Last month, The Daily Telegraph reported that Edexcel, the only privately owned board of the big three, had given a presentation to teachers entitled "Get better results". It went on to say that its GCSE syllabus for RE "allows for better results for all your students".
Edexcel insists its pass marks are set according to "strict regulatory scrutiny" and that it has developed methods to support teachers in preparing for exams. But it is cases such as this that demonstrate not just the need for Ofqual to be a strong independent regulator, but also how difficult that job could be.
WHO WANTS WHAT
- Ofqual's power to cap exam fees should not deter boards from developing innovative qualifications.
- It should try to resolve the annual "dumbing down" debate by drawing on international comparisons.
- Ofqual should have a new duty to deliver qualifications on time.
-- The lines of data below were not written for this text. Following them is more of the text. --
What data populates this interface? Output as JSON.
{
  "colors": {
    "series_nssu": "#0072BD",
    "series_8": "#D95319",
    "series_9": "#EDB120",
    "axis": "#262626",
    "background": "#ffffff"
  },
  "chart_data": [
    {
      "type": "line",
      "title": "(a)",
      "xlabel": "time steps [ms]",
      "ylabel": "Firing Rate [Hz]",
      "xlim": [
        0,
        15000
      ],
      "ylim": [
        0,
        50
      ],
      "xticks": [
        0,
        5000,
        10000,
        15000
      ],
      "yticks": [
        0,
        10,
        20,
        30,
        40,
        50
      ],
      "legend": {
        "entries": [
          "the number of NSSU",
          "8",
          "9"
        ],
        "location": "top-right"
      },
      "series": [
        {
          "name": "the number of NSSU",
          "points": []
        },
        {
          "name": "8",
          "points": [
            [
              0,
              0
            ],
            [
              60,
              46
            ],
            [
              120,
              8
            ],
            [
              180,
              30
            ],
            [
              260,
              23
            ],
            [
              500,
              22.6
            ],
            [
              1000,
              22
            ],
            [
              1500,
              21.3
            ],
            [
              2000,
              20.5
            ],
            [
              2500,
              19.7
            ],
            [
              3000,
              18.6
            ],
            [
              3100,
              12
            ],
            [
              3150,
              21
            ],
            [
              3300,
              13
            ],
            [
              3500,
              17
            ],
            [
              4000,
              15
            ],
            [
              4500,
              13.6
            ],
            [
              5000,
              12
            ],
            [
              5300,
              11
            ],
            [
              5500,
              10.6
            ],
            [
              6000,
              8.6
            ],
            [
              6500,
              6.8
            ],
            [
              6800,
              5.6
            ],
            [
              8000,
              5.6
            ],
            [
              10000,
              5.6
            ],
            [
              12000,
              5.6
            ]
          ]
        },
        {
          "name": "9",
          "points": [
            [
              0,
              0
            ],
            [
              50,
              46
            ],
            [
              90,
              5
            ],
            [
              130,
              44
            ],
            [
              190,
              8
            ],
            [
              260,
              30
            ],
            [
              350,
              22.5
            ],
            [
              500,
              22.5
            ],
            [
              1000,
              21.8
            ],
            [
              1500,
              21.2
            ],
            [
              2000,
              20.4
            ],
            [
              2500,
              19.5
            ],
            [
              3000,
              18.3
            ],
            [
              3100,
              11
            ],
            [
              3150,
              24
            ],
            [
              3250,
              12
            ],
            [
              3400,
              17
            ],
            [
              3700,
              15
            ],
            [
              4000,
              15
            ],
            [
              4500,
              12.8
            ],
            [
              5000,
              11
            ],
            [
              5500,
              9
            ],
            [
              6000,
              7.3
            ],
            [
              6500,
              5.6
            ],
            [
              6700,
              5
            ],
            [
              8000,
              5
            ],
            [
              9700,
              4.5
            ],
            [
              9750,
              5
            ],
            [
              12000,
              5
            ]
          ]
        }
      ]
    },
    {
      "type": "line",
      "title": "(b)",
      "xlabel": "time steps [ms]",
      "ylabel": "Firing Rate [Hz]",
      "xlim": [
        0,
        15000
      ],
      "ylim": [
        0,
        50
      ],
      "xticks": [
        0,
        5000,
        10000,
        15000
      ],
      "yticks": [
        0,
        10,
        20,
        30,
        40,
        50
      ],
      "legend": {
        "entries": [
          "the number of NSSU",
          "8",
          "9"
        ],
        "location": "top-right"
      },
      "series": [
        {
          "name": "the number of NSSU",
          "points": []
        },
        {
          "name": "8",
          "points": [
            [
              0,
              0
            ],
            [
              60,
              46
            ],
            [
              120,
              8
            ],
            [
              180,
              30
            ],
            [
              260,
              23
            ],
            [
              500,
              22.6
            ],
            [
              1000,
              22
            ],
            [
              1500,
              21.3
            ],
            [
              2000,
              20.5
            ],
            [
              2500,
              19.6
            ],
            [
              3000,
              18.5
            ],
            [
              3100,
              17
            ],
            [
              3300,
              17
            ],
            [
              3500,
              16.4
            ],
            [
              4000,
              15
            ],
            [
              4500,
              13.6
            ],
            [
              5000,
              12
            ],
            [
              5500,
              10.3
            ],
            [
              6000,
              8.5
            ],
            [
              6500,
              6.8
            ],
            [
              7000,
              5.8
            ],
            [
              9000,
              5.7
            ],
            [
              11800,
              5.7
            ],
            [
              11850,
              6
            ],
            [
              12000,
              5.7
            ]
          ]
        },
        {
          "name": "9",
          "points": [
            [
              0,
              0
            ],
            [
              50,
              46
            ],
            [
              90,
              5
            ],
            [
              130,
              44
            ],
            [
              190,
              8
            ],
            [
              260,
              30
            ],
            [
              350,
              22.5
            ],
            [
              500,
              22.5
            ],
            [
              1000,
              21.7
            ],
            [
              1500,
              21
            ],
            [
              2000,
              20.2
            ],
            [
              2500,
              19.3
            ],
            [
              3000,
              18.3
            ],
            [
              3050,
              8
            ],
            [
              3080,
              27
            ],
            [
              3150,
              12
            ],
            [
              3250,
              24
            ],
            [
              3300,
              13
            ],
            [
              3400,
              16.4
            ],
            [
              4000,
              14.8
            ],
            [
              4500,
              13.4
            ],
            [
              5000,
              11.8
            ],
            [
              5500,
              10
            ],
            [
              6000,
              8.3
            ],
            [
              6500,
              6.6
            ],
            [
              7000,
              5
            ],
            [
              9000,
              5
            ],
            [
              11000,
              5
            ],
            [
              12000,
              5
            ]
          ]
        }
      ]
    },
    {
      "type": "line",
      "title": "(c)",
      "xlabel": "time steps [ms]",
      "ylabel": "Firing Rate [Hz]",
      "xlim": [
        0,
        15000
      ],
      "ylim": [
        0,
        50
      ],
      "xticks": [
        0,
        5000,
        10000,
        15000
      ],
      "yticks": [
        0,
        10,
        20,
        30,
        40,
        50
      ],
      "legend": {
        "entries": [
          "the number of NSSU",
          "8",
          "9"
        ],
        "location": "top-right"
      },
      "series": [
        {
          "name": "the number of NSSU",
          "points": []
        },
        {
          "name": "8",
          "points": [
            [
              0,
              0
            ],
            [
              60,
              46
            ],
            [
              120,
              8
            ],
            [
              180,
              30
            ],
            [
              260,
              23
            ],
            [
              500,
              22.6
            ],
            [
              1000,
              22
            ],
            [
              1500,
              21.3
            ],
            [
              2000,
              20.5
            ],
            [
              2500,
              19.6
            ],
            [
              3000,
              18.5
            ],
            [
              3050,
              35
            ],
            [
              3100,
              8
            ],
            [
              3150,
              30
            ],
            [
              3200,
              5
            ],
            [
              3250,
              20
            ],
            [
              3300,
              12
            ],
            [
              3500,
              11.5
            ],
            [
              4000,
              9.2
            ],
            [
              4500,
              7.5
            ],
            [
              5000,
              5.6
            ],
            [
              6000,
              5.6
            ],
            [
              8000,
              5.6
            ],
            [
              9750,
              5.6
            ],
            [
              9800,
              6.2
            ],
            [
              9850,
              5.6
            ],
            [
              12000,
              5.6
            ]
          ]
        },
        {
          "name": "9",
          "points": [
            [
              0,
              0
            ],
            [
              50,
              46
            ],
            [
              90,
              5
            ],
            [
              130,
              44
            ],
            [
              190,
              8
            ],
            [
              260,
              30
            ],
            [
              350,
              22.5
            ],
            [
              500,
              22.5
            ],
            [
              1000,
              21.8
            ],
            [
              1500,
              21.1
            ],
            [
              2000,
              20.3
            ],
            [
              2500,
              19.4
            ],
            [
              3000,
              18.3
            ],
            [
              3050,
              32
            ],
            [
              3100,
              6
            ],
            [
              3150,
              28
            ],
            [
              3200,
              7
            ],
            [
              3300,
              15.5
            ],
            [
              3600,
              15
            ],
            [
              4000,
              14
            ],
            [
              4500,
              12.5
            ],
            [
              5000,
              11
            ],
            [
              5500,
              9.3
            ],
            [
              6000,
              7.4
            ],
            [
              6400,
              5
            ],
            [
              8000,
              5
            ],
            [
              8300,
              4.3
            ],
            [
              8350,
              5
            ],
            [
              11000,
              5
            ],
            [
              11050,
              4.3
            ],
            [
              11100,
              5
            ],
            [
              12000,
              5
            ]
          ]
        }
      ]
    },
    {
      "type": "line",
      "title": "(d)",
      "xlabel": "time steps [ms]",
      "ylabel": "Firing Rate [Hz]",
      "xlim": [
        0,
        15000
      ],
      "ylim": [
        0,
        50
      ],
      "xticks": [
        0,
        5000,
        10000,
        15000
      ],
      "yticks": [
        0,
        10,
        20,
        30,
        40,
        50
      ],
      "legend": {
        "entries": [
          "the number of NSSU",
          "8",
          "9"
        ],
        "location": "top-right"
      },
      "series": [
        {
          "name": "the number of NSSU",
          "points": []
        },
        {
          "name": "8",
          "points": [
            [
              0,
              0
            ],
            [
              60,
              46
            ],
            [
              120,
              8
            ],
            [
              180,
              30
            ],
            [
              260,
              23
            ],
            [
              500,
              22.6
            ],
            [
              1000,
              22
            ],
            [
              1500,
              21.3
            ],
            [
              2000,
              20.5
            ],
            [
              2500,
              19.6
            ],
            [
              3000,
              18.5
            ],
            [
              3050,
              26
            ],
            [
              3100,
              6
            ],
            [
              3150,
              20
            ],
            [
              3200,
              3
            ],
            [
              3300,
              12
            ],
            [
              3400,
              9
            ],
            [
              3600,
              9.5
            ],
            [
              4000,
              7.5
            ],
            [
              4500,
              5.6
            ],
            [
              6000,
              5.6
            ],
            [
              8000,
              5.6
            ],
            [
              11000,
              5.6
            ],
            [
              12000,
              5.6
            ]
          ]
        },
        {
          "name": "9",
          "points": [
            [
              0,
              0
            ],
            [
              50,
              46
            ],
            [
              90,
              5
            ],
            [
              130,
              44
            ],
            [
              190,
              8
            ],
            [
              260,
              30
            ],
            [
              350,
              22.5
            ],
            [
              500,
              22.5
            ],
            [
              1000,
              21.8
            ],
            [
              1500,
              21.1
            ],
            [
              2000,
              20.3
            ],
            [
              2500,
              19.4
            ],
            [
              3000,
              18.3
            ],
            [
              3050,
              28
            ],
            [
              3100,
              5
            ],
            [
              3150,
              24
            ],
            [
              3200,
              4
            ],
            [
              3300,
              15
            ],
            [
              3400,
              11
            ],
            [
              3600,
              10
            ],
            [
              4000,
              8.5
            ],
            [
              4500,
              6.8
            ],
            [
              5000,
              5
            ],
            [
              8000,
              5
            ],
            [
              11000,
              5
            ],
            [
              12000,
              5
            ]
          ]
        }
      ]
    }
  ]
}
- Accountability should be tougher, with more details in its annual report to Parliament.
- There should be clearer statutory checks on ministerial interference: on design and specification of qualifications; on appointments to the Ofqual board; and on exam fee caps.
- Wants Ofqual to have explicit power to intervene over setting standards for particular qualifications.
- It should report on how it has met its objectives rather than just fulfilled its functions.
- It should give guidance on unresolved issues:
Should candidates who sit a single final exam be given extra credit compared to those who reach the same level over separate modules?
Should pupils taking qualifications in the first years they are offered get extra marks?
Do multiple choice tests have an intrinsic weakness that prevents them from delivering a proper standard of assessment?